Na História do Cerco de Lisboa, observa-se o cão como símbolo de renovação, de iniciação de uma vida nova para Mogueime, Ouroana, Raimundo Silva e Maria Sara que, após vencerem um estágio, como num rito iniciático, partem para uma vida diferente. É também a figura do fiel acompanhante dos grandes heróis nas suas batalhas. Há ainda a relação do cão com o fogo vivificador, uma vez que recorda representações ancestrais, como também acontece em A Jangada de Pedra, em que a figura do cão denota uma nova etapa e uma nova raça a suplantar a anterior.

O Ensaio sobre a Cegueira também encerra a idéia de fidelidade do cão ao seu dono já que, a partir do instante em que a mulher do médico encontra um cão que a seguiria por toda a narrativa, tal vínculo reforça essa idéia associada a noção de propiciação de habilidades e, doação ao humano. Em outro instante, encontramos a imagem do cão relacionada com a presciência, uma vez que a pessoa que o via estava prestes a imergir na cegueira branca.

Podemos concluir afirmando que José Saramago utiliza-se da imagem do cão para construir uma narrativa carregada de elementos simbólicos, cujas significações fazem coexistir o figurado e o ideológico. Assim, como se não tivesse nenhuma importância, a figura do animal vai surgindo e amalgamando-se no entrecho da narrativa, revelando um denso simbolismo de relação estereoscópica, numa construção extremamente lúcida e original, servida por uma imaginação poderosa, mirífica, configurando-se numa forma romanesca insinuante, numa proposta do símbolo à forma reflexiva das idéias na arte.


Referências Bibliográficas

ACOSTA, Vladmir.
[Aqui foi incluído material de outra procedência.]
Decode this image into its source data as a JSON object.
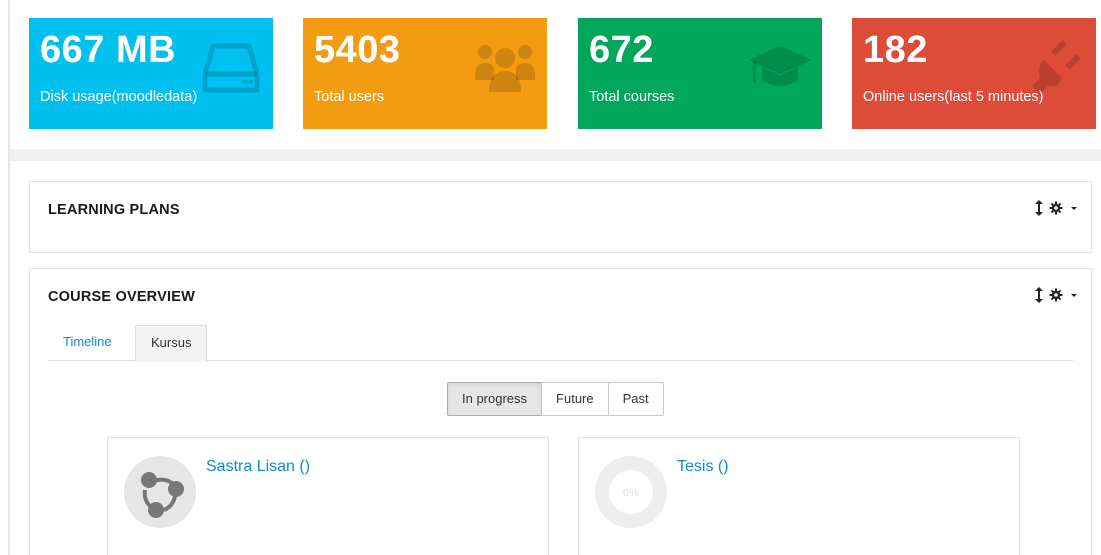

Animales e Imaginário. Caracas: Universidad Central de Venezuela, Dirección de Cultura, 1995.

BIEDERMANN, Hans. Dicionário Ilustrado de Símbolos. São Paulo: Melhoramentos, 1994

CHEVALIER, Jean & GHEERBRANT, Alain. Dicionário de Símbolos. Rio de Janeiro: José Olympio, 1992.

SARAMAGO, José. A Jangada de Pedra. Rio de Janeiro: Record, s.d.
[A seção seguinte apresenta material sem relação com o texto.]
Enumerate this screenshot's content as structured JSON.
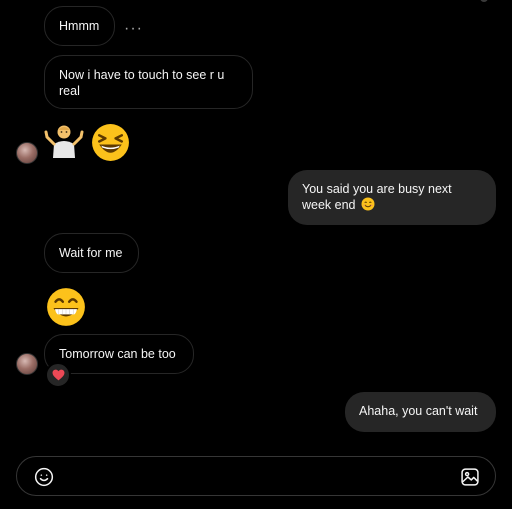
{
  "messages": {
    "m1": "Hmmm",
    "m2": "Now i have to touch to see r u real",
    "m3": "You said you are busy next week end",
    "m4": "Wait for me",
    "m5": "Tomorrow can be too",
    "m6": "Ahaha, you can't wait"
  },
  "more_options": "···",
  "composer": {
    "placeholder": "",
    "value": ""
  },
  "icons": {
    "emoji_picker": "smiley-face-icon",
    "add_photo": "image-icon",
    "reaction": "heart-icon"
  },
  "colors": {
    "outgoing_bubble": "#262626",
    "incoming_border": "#262626",
    "reaction_heart": "#ed4956"
  }
}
_____________. Ensaio sobre a Cegueira. São Paulo: Companhia das Letras, 1995

_____________. História do Cerco de Lisboa. São Paulo: Círculo do Livro, s.d.
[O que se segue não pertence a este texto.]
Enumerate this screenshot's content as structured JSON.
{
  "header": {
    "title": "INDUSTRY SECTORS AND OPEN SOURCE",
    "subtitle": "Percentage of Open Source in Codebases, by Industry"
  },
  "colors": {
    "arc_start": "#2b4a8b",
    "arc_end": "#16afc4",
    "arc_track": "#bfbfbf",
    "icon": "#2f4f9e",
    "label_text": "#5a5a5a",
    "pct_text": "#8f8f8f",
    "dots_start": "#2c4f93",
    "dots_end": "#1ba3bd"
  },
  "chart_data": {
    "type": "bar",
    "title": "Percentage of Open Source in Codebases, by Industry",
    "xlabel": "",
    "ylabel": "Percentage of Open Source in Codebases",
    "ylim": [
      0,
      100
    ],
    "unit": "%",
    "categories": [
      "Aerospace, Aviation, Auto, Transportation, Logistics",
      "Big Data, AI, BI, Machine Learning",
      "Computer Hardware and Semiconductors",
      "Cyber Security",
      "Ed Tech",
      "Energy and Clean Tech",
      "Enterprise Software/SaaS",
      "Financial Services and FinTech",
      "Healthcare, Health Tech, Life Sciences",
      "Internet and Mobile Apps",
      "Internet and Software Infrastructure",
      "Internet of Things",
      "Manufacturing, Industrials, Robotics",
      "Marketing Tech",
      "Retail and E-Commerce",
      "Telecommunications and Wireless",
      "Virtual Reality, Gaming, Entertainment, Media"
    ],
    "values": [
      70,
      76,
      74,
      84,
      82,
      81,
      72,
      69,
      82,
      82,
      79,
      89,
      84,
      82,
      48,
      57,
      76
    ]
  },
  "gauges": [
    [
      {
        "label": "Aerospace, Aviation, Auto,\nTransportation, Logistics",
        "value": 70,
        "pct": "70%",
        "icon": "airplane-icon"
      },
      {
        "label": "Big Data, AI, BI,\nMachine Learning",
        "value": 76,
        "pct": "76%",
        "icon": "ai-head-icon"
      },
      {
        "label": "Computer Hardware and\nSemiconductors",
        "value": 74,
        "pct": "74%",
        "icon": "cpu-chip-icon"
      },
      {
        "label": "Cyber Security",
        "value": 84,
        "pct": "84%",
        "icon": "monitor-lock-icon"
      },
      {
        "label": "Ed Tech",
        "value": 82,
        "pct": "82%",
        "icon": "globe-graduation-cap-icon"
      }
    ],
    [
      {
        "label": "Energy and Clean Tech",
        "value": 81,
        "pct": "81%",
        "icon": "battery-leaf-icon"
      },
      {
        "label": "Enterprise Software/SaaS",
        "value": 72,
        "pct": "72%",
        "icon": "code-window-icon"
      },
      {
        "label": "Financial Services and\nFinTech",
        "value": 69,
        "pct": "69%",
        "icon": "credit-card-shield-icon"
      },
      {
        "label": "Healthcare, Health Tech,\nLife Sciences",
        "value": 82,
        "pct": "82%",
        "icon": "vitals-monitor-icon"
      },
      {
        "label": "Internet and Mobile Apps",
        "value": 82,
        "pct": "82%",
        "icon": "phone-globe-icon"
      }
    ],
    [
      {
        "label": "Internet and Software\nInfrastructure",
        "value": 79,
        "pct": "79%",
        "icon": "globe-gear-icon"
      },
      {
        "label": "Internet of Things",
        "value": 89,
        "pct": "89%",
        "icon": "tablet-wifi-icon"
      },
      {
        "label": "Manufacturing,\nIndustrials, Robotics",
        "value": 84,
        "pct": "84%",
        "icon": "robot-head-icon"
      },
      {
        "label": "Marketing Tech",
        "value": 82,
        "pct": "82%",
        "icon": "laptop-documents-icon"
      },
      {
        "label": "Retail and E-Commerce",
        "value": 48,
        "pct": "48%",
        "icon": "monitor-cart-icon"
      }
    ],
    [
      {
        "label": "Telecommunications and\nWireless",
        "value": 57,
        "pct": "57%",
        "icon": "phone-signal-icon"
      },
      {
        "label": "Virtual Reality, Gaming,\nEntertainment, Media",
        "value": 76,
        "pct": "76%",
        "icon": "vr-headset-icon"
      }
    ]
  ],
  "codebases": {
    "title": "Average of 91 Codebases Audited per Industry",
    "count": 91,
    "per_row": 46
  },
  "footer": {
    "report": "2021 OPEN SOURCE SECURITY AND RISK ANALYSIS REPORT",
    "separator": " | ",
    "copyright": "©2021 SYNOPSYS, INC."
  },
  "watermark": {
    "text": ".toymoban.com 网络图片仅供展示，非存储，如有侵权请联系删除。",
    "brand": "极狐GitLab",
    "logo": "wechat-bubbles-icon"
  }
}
SEBASTÍAN, Santiago. El Bestiario Toscano. Ed. Crítica Santiado Sebastian. Trad. Alfredo Serrano i Donet. Madrid: Ediciones Tuero S.A, s.d

WHITE, T.H. The Book of Beastes being a Translation from a Latin Bestiary of the Twelfth Century. New York: Dover Publications, Inc., 1984.

TURCHI, Maria Zaira. Crítica do Imaginário: Percursos e Perspectivas. In: Literatura e Antropologia do Imaginário: Uma Mitocrítica dos Gêneros Literários. Tese de Doutorado, Faculdade de Letras da Pontifícia Universidade Católica do Rio Grande do Sul, 1999, pp. 06-54.